One of the most powerful collection tools the IRS uses is the wage garnishment. Wage garnishments are usually applied where the taxpayer has not been responsive to previous collection procedures. Garnishments can happen suddenly and sometimes leave you without enough income to meet your monthly living expenses. In limited cases, you can also face the risk of job loss.

To garnish wages, the IRS will send a notice to your employer. You employer will inform you almost immediately. The IRS can also garnish self-employment (Form 1099) income or income from your investments. The levy on wages will remain in effect until the IRS releases it. Once a garnishment is in place, it will be removed where the taxes are paid in full, or where the garnishment causes you, the taxpayer, significant financial hardship.

Steps to Stop an IRS Wage Garnishment

In most cases, garnishments are generally applied where you have been unresponsive or uncooperative to IRS collection procedures.

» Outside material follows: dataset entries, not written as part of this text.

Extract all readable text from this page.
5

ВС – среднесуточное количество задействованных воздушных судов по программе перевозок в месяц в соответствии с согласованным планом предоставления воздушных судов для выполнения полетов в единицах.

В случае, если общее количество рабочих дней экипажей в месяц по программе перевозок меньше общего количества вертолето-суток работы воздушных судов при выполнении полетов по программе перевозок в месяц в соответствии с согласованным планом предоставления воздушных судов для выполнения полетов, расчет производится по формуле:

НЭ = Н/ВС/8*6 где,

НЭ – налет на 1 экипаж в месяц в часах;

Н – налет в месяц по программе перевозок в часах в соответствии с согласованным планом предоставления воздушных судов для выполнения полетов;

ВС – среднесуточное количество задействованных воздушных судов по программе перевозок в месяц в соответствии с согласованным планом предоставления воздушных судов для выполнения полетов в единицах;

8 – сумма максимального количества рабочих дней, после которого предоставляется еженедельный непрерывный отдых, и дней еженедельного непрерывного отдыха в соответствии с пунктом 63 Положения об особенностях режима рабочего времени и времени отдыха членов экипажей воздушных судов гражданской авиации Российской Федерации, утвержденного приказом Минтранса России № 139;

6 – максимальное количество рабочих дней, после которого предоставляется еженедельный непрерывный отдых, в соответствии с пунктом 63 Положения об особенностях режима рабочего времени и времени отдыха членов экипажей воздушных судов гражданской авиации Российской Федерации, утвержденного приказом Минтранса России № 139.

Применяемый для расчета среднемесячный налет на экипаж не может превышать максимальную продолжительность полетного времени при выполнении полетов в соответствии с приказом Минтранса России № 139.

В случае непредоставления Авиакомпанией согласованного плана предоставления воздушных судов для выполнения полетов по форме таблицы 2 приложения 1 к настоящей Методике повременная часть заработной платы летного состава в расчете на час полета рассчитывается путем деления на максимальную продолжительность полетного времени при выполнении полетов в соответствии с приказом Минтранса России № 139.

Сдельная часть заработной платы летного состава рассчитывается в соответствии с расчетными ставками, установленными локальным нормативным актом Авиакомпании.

Probably the first best course of action is to hire a Taxpayer Resolution Service (TPRS) advocate with the knowledge and experience to help you. Removing or stopping a wage garnishment requires a thorough understanding of IRS collection procedure and your taxpayer rights.

If a garnishment has not already been assessed, respond quickly to any IRS Intent to Levy notices. Complete the appropriate forms and return it to the IRS as quickly as possible.

If the garnishment is already in place, or about to happen, review the IRS levy guidelines for wage garnishments. The IRS garnishment procedures on wages are based on the frequency of wage payments received and the number of exemptions you claim. The applicable tables used by the IRS are updated annually. You can review this information through the IRS Publication 1494: “Tables for Figuring Amount Exempt For Levy on Wages, Salary and Other Income”. Make sure the IRS is not levying more than the guideline amount.

If you’re experiencing, or will be experiencing, a qualifying financial hardship as a direct result of the wage garnishment, have your Taxpayer Problem Resolution Service (TPRS) advocate contact the IRS immediately to get the garnishment lifted or reduced.

Finally, if you can’t qualify for financial hardship status, consult with your Taxpayer Problem Resolution (TPRS) advocate to review your installment agreement options and your eligibility to qualify for an offer in compromise.